“I hope we shall crush in its birth the aristocracy of our monied corporations which dare already to challenge our government to a trial of strength, and bid defiance to the laws of our country.”
—Thomas Jefferson
"Government by organized money is just as dangerous as Government by organized mob."
—FDR, 1936
Thomas Jefferson might not have been the nearly perfect President and Founding Father the way that I was taught in the old school days. We know and accept that he was limited in some ways, and full of paradoxes. He was a slaveowner, even while writing all of those stirring words about freedom and breaking free.
However, he undeniably possessed a very brilliant mind. did understand the very real threat that the elite class - monied corporations and the aristocracy, which seems to be reviving in the United States in the 21st century - imposed on the young, fledgling American democracy.

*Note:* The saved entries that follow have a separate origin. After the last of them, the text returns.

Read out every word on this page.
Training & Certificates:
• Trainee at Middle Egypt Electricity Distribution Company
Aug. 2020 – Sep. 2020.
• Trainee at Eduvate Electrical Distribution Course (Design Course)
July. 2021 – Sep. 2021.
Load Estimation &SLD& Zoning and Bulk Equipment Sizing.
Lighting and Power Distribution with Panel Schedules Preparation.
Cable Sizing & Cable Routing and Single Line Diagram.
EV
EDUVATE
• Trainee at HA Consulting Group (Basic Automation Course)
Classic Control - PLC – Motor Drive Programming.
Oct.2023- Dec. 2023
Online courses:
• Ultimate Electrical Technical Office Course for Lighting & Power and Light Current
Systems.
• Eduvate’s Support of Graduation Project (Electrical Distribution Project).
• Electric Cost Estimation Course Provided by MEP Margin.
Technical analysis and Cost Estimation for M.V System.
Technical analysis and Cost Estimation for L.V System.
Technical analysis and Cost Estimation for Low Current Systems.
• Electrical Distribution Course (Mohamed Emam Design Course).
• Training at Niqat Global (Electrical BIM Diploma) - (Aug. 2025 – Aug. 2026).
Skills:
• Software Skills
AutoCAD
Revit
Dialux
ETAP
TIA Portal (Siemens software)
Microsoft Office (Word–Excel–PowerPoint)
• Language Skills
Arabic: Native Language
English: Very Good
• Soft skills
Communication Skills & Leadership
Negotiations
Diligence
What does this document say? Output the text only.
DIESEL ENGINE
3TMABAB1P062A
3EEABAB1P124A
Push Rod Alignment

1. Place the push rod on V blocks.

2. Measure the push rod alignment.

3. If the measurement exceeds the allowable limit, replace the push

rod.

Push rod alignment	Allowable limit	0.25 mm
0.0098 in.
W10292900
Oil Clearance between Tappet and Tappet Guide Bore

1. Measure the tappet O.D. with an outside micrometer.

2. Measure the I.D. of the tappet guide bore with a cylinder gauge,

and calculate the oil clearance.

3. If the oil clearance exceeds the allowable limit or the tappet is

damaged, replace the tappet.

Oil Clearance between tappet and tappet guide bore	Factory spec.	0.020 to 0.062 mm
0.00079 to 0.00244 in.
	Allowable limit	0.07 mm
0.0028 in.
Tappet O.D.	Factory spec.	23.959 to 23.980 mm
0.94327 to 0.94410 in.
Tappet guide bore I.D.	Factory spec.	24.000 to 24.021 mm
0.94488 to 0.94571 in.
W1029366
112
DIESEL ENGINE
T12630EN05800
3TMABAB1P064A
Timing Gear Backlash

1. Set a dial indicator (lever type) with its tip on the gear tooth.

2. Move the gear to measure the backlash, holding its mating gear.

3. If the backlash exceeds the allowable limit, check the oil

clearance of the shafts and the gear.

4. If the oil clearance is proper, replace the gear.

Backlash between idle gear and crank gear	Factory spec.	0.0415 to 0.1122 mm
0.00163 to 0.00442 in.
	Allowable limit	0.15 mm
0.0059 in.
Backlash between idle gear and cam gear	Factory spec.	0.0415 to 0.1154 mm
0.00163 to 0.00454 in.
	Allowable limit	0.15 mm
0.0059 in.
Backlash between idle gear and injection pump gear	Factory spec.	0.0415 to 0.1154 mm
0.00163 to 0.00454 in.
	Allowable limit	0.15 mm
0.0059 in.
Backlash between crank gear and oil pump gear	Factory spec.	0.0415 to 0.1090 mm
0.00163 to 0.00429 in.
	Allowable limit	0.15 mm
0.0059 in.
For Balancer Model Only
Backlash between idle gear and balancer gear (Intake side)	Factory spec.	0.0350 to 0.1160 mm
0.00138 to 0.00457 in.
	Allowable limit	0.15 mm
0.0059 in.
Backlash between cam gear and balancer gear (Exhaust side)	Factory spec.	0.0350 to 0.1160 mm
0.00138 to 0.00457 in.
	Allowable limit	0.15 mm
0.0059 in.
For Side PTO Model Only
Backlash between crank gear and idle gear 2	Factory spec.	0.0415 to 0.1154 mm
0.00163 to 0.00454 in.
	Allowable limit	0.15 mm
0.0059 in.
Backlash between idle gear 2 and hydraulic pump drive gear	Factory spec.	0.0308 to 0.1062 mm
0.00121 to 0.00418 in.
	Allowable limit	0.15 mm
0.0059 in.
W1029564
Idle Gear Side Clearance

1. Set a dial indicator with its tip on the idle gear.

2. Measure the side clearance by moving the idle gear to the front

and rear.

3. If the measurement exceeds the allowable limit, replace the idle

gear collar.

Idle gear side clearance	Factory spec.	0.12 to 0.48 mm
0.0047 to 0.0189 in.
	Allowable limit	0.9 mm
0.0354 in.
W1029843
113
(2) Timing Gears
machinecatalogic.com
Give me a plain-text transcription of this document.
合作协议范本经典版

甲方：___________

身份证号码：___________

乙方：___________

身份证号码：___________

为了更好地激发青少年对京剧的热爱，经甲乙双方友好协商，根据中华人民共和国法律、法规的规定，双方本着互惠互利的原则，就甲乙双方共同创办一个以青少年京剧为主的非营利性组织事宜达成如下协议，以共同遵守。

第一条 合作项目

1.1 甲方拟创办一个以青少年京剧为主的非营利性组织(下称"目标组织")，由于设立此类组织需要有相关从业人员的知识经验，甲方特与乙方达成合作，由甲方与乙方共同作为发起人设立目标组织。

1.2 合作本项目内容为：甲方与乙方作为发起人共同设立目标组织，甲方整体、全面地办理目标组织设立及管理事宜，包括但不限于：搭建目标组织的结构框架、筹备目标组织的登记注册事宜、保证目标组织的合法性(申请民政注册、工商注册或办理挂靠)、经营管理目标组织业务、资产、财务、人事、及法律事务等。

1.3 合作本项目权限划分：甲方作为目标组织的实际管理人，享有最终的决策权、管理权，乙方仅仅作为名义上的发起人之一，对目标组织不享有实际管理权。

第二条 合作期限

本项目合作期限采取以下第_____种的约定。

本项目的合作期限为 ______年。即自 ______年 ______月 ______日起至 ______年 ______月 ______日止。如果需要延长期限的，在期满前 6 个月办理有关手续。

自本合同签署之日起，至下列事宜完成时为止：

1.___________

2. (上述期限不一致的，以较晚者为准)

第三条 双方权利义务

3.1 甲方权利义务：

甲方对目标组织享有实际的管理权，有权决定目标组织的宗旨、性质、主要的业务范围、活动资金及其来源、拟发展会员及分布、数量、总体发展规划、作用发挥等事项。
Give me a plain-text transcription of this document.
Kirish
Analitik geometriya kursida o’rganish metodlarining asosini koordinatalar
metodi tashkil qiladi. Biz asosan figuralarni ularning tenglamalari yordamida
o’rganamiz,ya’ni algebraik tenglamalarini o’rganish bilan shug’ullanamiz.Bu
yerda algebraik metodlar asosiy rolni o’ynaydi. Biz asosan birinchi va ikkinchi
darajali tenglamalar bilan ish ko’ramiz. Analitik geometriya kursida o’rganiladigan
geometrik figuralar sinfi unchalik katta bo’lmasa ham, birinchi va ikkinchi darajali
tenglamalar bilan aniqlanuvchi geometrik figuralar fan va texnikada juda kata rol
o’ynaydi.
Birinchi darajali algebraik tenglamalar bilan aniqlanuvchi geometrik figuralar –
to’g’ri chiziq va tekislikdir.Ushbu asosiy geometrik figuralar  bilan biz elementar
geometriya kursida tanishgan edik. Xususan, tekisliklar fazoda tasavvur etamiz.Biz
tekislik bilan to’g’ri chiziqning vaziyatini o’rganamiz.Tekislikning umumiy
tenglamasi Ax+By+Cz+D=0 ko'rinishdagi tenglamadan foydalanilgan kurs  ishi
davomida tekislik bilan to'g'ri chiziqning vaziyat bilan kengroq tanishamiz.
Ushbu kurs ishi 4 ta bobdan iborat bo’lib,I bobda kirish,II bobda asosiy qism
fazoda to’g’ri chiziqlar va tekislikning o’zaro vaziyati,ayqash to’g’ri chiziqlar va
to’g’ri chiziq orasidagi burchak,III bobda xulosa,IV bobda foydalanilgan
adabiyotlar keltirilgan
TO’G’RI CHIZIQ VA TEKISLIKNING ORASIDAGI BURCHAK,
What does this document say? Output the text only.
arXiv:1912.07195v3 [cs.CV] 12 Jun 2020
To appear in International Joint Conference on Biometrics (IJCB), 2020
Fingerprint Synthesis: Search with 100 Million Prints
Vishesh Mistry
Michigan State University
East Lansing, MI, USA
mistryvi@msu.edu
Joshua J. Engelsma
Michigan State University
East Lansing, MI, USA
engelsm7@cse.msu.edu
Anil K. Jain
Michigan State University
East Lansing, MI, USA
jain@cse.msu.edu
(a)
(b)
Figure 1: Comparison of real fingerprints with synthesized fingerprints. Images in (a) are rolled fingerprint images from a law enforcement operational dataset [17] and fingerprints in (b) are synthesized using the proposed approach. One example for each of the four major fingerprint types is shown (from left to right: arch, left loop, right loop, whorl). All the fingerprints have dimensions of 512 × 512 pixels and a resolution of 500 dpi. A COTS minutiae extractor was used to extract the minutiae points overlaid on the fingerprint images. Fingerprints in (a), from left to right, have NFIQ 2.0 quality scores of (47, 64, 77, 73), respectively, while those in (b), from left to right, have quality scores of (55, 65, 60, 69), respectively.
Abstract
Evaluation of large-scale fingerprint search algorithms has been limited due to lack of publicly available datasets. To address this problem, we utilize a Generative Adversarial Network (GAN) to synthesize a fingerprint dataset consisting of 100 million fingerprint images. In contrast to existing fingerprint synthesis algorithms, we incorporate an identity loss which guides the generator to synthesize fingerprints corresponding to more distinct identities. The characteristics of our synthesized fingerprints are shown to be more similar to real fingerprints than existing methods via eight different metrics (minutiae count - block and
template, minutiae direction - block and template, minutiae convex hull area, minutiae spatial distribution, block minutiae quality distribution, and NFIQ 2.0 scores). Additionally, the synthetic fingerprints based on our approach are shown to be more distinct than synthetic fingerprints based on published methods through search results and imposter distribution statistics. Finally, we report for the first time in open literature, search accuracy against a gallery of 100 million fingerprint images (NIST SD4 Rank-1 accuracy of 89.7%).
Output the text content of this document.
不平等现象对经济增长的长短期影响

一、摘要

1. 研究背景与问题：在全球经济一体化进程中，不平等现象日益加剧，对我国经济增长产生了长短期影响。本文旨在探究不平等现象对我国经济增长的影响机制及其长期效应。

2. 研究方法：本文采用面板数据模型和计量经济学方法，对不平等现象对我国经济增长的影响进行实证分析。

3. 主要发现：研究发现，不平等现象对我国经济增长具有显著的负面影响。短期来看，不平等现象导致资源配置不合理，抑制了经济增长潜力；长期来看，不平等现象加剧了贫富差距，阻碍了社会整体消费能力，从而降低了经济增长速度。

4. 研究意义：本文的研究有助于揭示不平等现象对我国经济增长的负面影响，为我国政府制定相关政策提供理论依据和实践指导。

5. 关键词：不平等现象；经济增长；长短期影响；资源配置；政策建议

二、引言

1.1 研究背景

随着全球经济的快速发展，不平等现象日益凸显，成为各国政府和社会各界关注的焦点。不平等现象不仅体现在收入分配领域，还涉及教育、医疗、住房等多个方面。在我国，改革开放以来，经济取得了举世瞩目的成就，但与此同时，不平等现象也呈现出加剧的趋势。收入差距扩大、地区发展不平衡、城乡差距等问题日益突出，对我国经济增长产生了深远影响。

More than one century later, another president, Franklin D. Roosevelt, said many of these same kinds of things. Roosevelt's New Deal policies are often credited with building the American middle class and ushering in a long era of national prosperity, which many Americans still today consider the American "Golden Age."
Some of those words and thoughts are things which we might want to pay attention to in our modern age. Because it feels like history is running in cycles. Or perhaps it is a pendulum.
But here in the United States, that pendulum has been stuck going in the corporate, elitist direction for a very, very long time now. It appears to be stuck in that position, at least for now.
Maybe we should go back and reread the words of Jefferson and Roosevelt to better understand his position regarding monied interests and corporations. Specifically, the threat that they posed to our American democracy. Because while he wrote those words hundreds of years ago, they somehow feel quite relevant to our present time and circumstances.